Moreover, Plaintiff testified he knew that AutoZone had policies in place designed to prevent and correct harassment, and yet he waited one or two years to make any report of alleged harassment. He admitted that within a week or so of his complaint, all harassment stopped. Thus, AutoZone established both prongs of the affirmative defense, and there is no legally sufficient basis to find in Plaintiff's favor on this claim. Shaw v. AutoZone, 180 F.3d 806, 812-13 (7th Cir. 1999).
Plaintiff asserts this claim against all Defendants. In the Pretrial Order, Plaintiff states that this claim, as well as his intentional infliction of emotional distress claim, is based on his allegation that the individual defendants publicly accused him of using and/or possessing narcotics without any corroboration. However, Plaintiff failed to establish any public accusation. On his case in chief, Plaintiff failed to call even ONE witness to testify that he or she heard such a comment. Therefore, he completely failed to satisfy the publication element. Moreover, Plaintiff stipulated that the qualified privilege extends to any allegedly defamatory statements. Plaintiff did not establish that any defendant acted with actual malice. Accordingly, he failed to present evidence to establish the elements of this claim.

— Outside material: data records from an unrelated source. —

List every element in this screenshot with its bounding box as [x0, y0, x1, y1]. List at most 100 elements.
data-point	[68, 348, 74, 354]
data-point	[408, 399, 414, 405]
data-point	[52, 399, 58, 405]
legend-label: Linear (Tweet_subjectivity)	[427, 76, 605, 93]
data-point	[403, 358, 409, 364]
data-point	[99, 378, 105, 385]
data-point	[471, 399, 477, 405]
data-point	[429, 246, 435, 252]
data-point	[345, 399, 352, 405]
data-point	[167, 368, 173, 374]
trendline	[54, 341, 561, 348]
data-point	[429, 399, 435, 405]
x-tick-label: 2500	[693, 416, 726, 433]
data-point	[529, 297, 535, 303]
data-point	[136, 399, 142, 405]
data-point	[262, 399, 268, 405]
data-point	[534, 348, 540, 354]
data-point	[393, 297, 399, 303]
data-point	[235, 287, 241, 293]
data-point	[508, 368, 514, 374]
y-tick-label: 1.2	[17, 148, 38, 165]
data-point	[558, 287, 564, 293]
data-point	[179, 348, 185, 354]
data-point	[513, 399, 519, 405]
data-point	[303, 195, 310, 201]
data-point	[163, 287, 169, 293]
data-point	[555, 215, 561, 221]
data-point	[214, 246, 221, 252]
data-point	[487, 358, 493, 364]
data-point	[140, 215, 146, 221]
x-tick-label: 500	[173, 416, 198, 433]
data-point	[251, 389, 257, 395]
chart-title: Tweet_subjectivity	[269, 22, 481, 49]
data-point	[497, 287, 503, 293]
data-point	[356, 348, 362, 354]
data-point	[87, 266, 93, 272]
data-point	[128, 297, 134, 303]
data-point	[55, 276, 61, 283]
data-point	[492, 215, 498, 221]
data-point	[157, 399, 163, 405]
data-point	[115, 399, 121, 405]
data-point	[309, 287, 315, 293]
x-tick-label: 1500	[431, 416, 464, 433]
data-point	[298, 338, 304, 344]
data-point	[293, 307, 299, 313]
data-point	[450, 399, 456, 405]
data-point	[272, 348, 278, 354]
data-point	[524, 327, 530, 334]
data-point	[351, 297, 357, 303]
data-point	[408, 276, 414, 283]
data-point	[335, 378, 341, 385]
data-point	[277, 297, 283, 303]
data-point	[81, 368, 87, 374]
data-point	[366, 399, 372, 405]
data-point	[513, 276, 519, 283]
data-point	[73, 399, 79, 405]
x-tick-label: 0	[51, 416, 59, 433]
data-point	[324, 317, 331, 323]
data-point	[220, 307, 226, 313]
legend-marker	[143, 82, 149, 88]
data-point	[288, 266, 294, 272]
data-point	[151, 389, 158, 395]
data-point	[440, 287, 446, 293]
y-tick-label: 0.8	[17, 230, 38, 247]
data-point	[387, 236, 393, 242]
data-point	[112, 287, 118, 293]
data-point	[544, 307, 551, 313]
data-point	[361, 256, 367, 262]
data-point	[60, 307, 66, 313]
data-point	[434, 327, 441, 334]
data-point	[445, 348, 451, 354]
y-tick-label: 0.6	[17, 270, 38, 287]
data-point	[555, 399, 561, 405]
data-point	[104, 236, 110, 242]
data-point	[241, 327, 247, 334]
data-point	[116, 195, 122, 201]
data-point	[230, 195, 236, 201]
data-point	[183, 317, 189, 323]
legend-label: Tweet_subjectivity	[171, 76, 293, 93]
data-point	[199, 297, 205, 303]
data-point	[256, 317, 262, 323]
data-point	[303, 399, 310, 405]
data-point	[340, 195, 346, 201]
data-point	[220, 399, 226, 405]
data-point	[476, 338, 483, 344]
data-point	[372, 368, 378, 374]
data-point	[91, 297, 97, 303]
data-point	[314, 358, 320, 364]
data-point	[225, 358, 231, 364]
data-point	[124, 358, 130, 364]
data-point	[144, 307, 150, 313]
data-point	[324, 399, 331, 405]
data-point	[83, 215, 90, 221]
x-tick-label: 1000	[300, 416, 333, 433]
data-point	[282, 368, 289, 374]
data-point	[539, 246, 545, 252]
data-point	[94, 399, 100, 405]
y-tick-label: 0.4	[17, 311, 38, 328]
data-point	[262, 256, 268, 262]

e. Intentional Infliction of Emotional Distress
Plaintiff asserts this claim against the individual defendants only. Plaintiff failed to establish the first element of this claim - - extreme and outrageous conduct. Such conduct is defined as conduct "which would cause the average member of the community to react immediately in outrage." Thomas v. Fuerst, 803 N.E. 2d 619 (Ill. App.3d 2004). Given that Plaintiff waited at least a year to report alleged harassment, he cannot show that an average member of the community would react "immediately" in outrage. Moreover, in the employment context, "most conduct by an employer that falls short of attempted coercion into a crime or sexual misconduct, even if such conduct is illegal, falls short of outrageous behavior." Fang v. Village of Roselle, 1996 WL 386556 (N.D. Ill. Jul. 5, 1996) (attached).

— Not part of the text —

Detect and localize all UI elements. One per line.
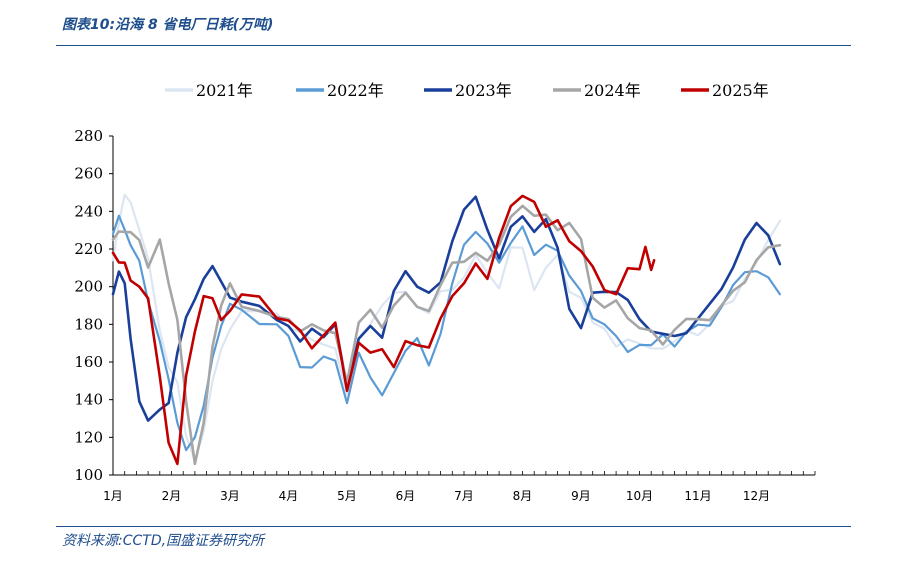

Similarly, Plaintiff failed to establish the second element of this claim - - that a defendant either intended to inflict severe emotional distress or knew that there was a high probability that his conduct would do so. Finally, Plaintiff failed to establish that any defendant's conduct caused him severe emotional distress. Under Illinois law, "distress must be so severe that no reasonable person could endure it." Thomas, 803 N.E. 2d 619. Again, given that Plaintiff did not report any alleged harassment until February of 2004 (and admits it stopped right after he reported it), he cannot prove that he suffered severe distress.

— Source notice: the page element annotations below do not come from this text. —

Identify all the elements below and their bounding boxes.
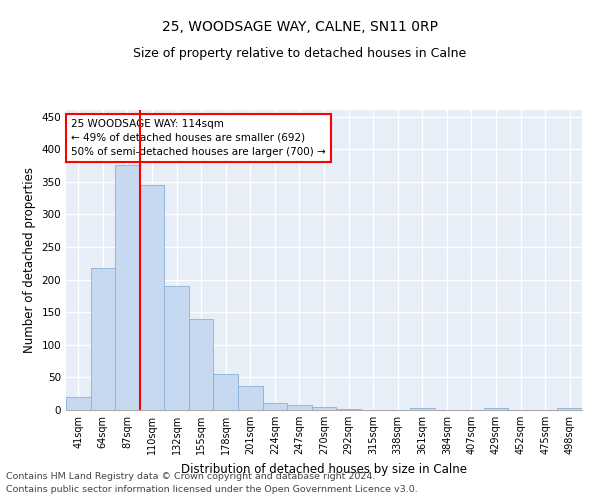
Text: Size of property relative to detached houses in Calne: Size of property relative to detached ho… bbox=[133, 48, 467, 60]
Bar bbox=[287, 406, 312, 410]
Text: 25, WOODSAGE WAY, CALNE, SN11 0RP: 25, WOODSAGE WAY, CALNE, SN11 0RP bbox=[162, 20, 438, 34]
Bar bbox=[557, 408, 582, 410]
Bar bbox=[410, 408, 434, 410]
Bar bbox=[484, 408, 508, 410]
Bar bbox=[91, 268, 115, 410]
Y-axis label: Number of detached properties: Number of detached properties bbox=[23, 167, 36, 353]
Bar bbox=[66, 397, 91, 410]
Bar bbox=[189, 318, 214, 410]
Bar bbox=[312, 406, 336, 410]
Text: Contains HM Land Registry data © Crown copyright and database right 2024.: Contains HM Land Registry data © Crown c… bbox=[6, 472, 376, 481]
X-axis label: Distribution of detached houses by size in Calne: Distribution of detached houses by size … bbox=[181, 462, 467, 475]
Text: Contains public sector information licensed under the Open Government Licence v3: Contains public sector information licen… bbox=[6, 485, 418, 494]
Bar bbox=[115, 166, 140, 410]
Text: 25 WOODSAGE WAY: 114sqm
← 49% of detached houses are smaller (692)
50% of semi-d: 25 WOODSAGE WAY: 114sqm ← 49% of detache… bbox=[71, 119, 326, 157]
Bar bbox=[164, 286, 189, 410]
Bar bbox=[263, 404, 287, 410]
Bar bbox=[140, 185, 164, 410]
Bar bbox=[238, 386, 263, 410]
Bar bbox=[214, 374, 238, 410]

III. In the Alternative, There is No Legally Sufficient Evidentiary Basis for Any Damages
To establish a basis for punitive damages on his Title VII clams or his defamation claim, Plaintiff would have had to establish that Defendants acted with malice or in reckless disregard of his rights. Plaintiff failed to produce any evidence of this. To the contrary, he admitted that AutoZone promulgated policies designed to prevent and correct harassment and that once he availed himself of these policies, the harassment stopped. He failed to produce that any Defendant acted with malice towards him. Accordingly, judgment as a matter of law should be granted on this issue as well.
For the foregoing reasons, the Court should granted judgment as a matter of law on all of Plaintiff's claims.